I love Tom Sharpe's books. Karl's humour is different and equally funny. For example, reading this book I laughed at his tales of the time when he was a waiter, and of his trials at his workplace. Similar stories told by other writers might be amusing but not have me laughing aloud. There is a wonderful tongue-firmly-in-cheek chapter about `how to be a good Christian', which had me rolling. Karl's talent lies in the way he narrates his anecdotes and thoughts; he crafts his words to convey humour in a manner that equals the comic timing of Tom Sharpe.

Other chapters deal with subjects as varied as `One star reviews' which I think ought to be compulsory reading for any aspiring writer, and guardian angels, Pilgrim Bandits (you'll have to read the book to find out what that's all about), Indian takeaways, cave diving, Tube travel, and so on. Karl brings depth to each one that comes from his astute observations of human nature and his extensive travelling and working all over the world.
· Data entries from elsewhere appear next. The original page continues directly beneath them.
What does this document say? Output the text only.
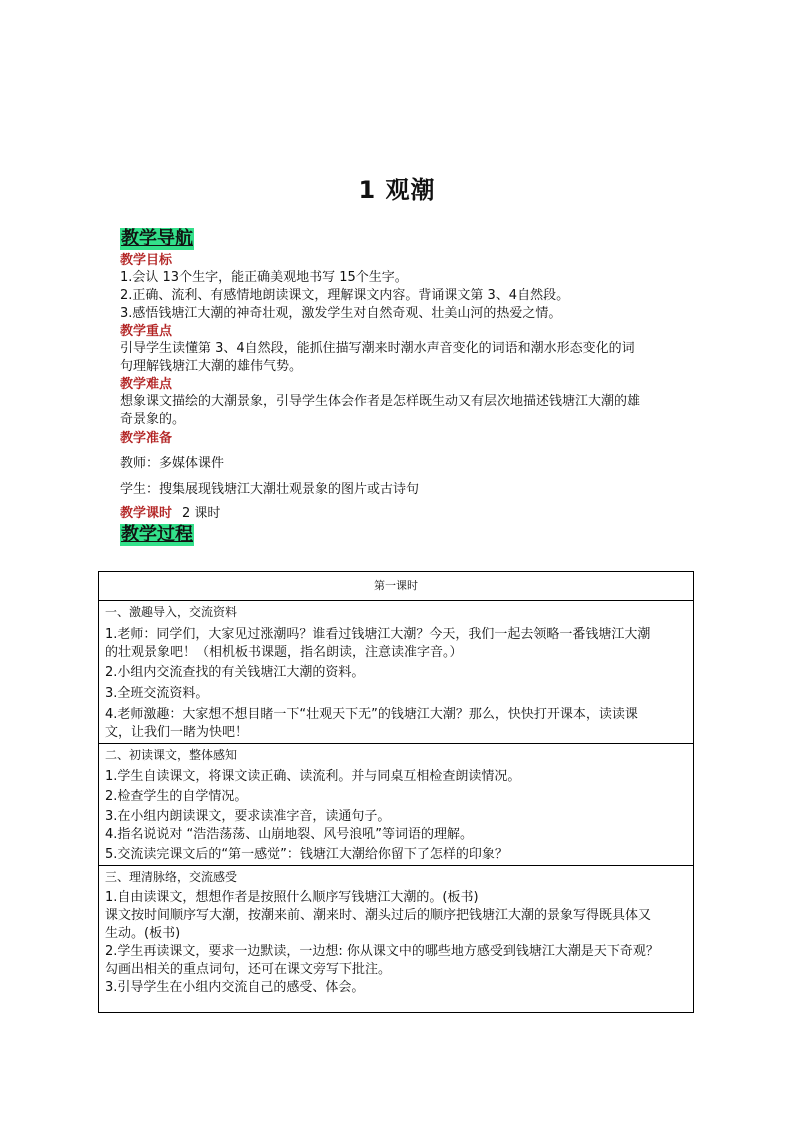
1 观潮
教学导航
教学目标
1.会认 13个生字，能正确美观地书写 15个生字。
2.正确、流利、有感情地朗读课文，理解课文内容。背诵课文第 3、4自然段。
3.感悟钱塘江大潮的神奇壮观，激发学生对自然奇观、壮美山河的热爱之情。
教学重点
引导学生读懂第 3、4自然段，能抓住描写潮来时潮水声音变化的词语和潮水形态变化的词
句理解钱塘江大潮的雄伟气势。
教学难点
想象课文描绘的大潮景象，引导学生体会作者是怎样既生动又有层次地描述钱塘江大潮的雄
奇景象的。
教学准备
教师：多媒体课件
学生：搜集展现钱塘江大潮壮观景象的图片或古诗句
教学课时 2 课时
教学过程
第一课时
一、激趣导入，交流资料
1.老师：同学们，大家见过涨潮吗？谁看过钱塘江大潮？今天，我们一起去领略一番钱塘江大潮
的壮观景象吧！（相机板书课题，指名朗读，注意读准字音。）
2.小组内交流查找的有关钱塘江大潮的资料。
3.全班交流资料。
4.老师激趣：大家想不想目睹一下“壮观天下无”的钱塘江大潮？那么，快快打开课本，读读课
文，让我们一睹为快吧！
二、初读课文，整体感知
1.学生自读课文，将课文读正确、读流利。并与同桌互相检查朗读情况。
2.检查学生的自学情况。
3.在小组内朗读课文，要求读准字音，读通句子。
4.指名说说对 “浩浩荡荡、山崩地裂、风号浪吼”等词语的理解。
5.交流读完课文后的“第一感觉”：钱塘江大潮给你留下了怎样的印象？
三、理清脉络，交流感受
1.自由读课文，想想作者是按照什么顺序写钱塘江大潮的。(板书)
课文按时间顺序写大潮，按潮来前、潮来时、潮头过后的顺序把钱塘江大潮的景象写得既具体又
生动。(板书)
2.学生再读课文，要求一边默读，一边想: 你从课文中的哪些地方感受到钱塘江大潮是天下奇观？
勾画出相关的重点词句，还可在课文旁写下批注。
3.引导学生在小组内交流自己的感受、体会。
My views about his humour will not be shared by everyone - Karl polarises opinion in the `love him or hate him' style. However, to quote from this book, 'I write to entertain, but that's not who I am'. The same can be said of any comedian - it's an art they use to entertain, one which Karl is good at and in which he deserves every success. If you already know and love his books this one is a must-have. If you haven't read any of his books before, you're in for a treat!